The addition of ribociclib (Kisqali) to a nonsteroidal aromatase inhibitor (NSAI) shows promise for patients with high-risk, node-negative, early-stage breast cancer. An analysis of the phase 3 NATALEE trial (NCT03701334) indicates a significant improvement in invasive disease-free survival with this combination.
The NATALEE trial enrolled patients with estrogen receptor (ER)-positive, HER2-negative breast cancer, specifically those with stage II and III disease. Participants were randomized to receive either ribociclib plus an NSAI or an NSAI alone. The subgroup of interest in this analysis comprised patients with no lymph node involvement (N0 disease) but with tumor sizes and features indicative of high risk.
Efficacy of Ribociclib in Node-Negative Breast Cancer
Data from the trial demonstrated that the addition of ribociclib to NSAI therapy led to a significant improvement in invasive disease-free survival in the high-risk, node-negative group. Specifically, there was a 27.7% reduction in the risk of invasive disease. This suggests that patients with high-risk node-negative disease can benefit from the combination therapy, expanding the potential group of patients who could benefit from ribociclib.
According to Dr.
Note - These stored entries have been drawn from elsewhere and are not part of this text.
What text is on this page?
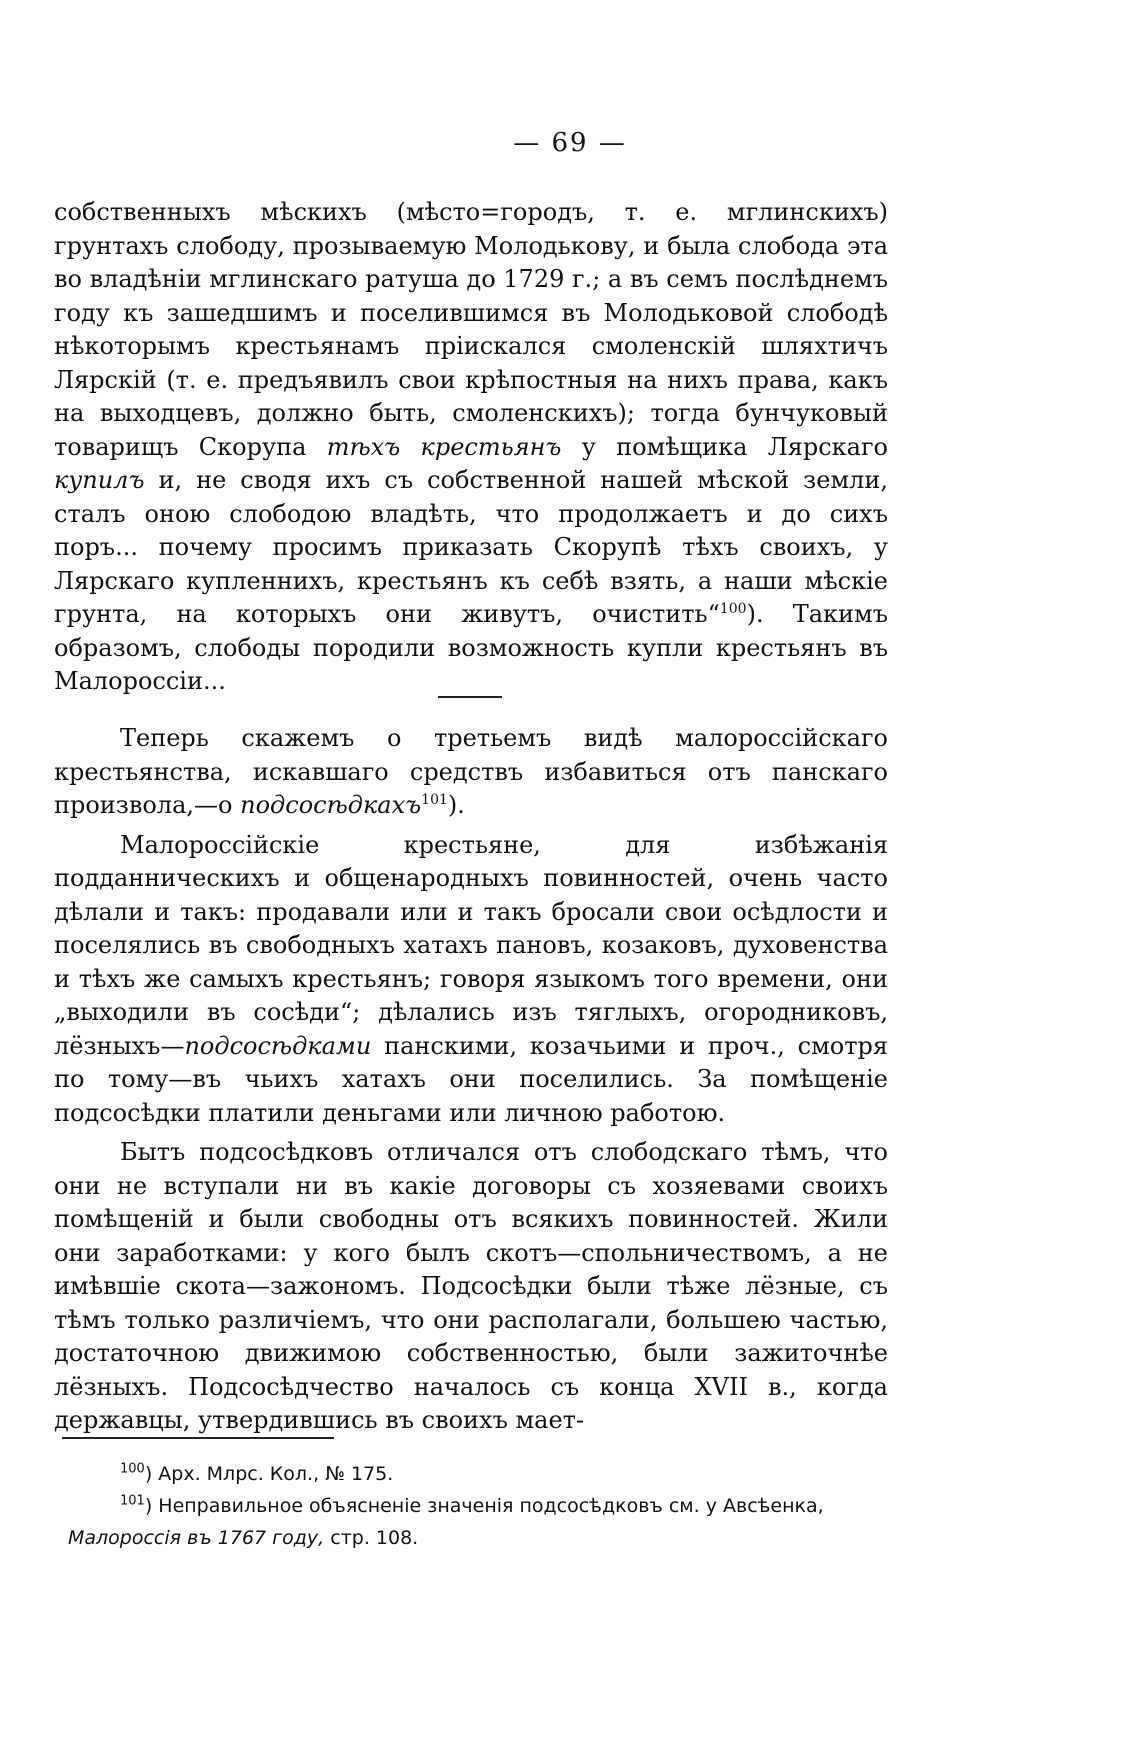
— 69 —

собственныхъ мѣскихъ (мѣсто=городъ, т. е. мглинскихъ) грунтахъ слободу, прозываемую Молодькову, и была слобода эта во владѣніи мглинскаго ратуша до 1729 г.; а въ семъ послѣднемъ году къ зашедшимъ и поселившимся въ Молодьковой слободѣ нѣкоторымъ крестьянамъ пріискался смоленскій шляхтичъ Лярскій (т. е. предъявилъ свои крѣпостныя на нихъ права, какъ на выходцевъ, должно быть, смоленскихъ); тогда бунчуковый товарищъ Скорупа тѣхъ крестьянъ у помѣщика Лярскаго купилъ и, не сводя ихъ съ собственной нашей мѣской земли, сталъ оною слободою владѣть, что продолжаетъ и до сихъ поръ... почему просимъ приказать Скорупѣ тѣхъ своихъ, у Лярскаго купленнихъ, крестьянъ къ себѣ взять, а наши мѣскіе грунта, на которыхъ они живутъ, очистить“$^{100}$). Такимъ образомъ, слободы породили возможность купли крестьянъ въ Малороссіи...

Теперь скажемъ о третьемъ видѣ малороссійскаго крестьянства, искавшаго средствъ избавиться отъ панскаго произвола,—о подсосѣдкахъ$^{101}$).

Малороссійскіе крестьяне, для избѣжанія подданническихъ и общенародныхъ повинностей, очень часто дѣлали и такъ: продавали или и такъ бросали свои осѣдлости и поселялись въ свободныхъ хатахъ пановъ, козаковъ, духовенства и тѣхъ же самыхъ крестьянъ; говоря языкомъ того времени, они „выходили въ сосѣди“; дѣлались изъ тяглыхъ, огородниковъ, лёзныхъ—подсосѣдками панскими, козачьими и проч., смотря по тому—въ чьихъ хатахъ они поселились. За помѣщеніе подсосѣдки платили деньгами или личною работою.

Бытъ подсосѣдковъ отличался отъ слободскаго тѣмъ, что они не вступали ни въ какіе договоры съ хозяевами своихъ помѣщеній и были свободны отъ всякихъ повинностей. Жили они заработками: у кого былъ скотъ—спольничествомъ, а не имѣвшіе скота—зажономъ. Подсосѣдки были тѣже лёзные, съ тѣмъ только различіемъ, что они располагали, большею частью, достаточною движимою собственностью, были зажиточнѣе лёзныхъ. Подсосѣдчество началось съ конца XVII в., когда державцы, утвердившись въ своихъ мает-

$^{100}$) Арх. Млрс. Кол., № 175.

$^{101}$) Неправильное объясненіе значенія подсосѣдковъ см. у Авсѣенка,

Малороссія въ 1767 году, стр. 108.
Denise Yardley, director of breast cancer research at Sarah Cannon Research Institute, the focus is now on identifying patients who would benefit most from ribociclib and other therapies, potentially avoiding the need for chemotherapy. "We are hoping that as this moves forward and the FDA looks at ribociclib in early-stage breast cancer patients, that these high-risk, node-negative patients also stand to benefit from that combination therapy," Yardley stated in an interview with Targeted Oncology™.
Trial Design and Patient Characteristics
The NATALEE trial enrolled 5100 patients with stage II and III breast cancer. The analysis of the node-negative population included 613 patients with T2, T3, or T4 node-negative disease. Patients with T2 and 0 disease were required to have an additional high-risk feature, such as grade 3 histology, high risk by genomic stratification assay, or a high Ki-67 level (greater than 20%).
The data set of 613 patients was well-balanced between the two arms, comparing ribociclib plus NSAI versus NSAI alone. The results showed a similar benefit in terms of invasive disease-free survival in the intent-to-treat population. This indicates that even in a select high-risk group of node-negative patients, the addition of ribociclib to anastrozole or letrozole therapy resulted in a 27.7% risk reduction in the development of invasive disease.
Safety Profile and Tolerability
The safety profile observed in the lymph node-negative population was consistent with what was seen in the overall intent-to-treat population and aligns with the known safety profile of CDK4/6 inhibitors. Notably, there was no incidence of febrile neutropenia. Interestingly, arthralgias were reported more frequently in the NSAI-only group, a phenomenon observed in other studies involving ribociclib. The rate of arthralgias actually decreased in the ribociclib arm, suggesting a potential added benefit of reducing musculoskeletal aches associated with NSAI therapy.
Clinical Implications and Future Directions
The key takeaway for clinicians is the demonstrated benefit of adding ribociclib to an NSAI in stage II and III breast cancer patients with ER-positive, HER2-negative disease. The data now support extending this benefit to high-risk, lymph node-negative patients who also face a risk of recurrence with the current standard of care. These patients benefited from the addition of ribociclib to their standard NSAI therapy.
Future steps involve refining risk stratification to identify patients who will benefit most from additional therapies and those who can be spared chemotherapy. The goal is to extend the observed benefits from lymph node-positive patients in previous trials and the NATALEE trial to a high-risk, lymph node-negative population as part of their adjuvant endocrine treatment strategy. The hope is that regulatory agencies will consider these findings and approve ribociclib for use in high-risk, node-negative patients with early-stage breast cancer.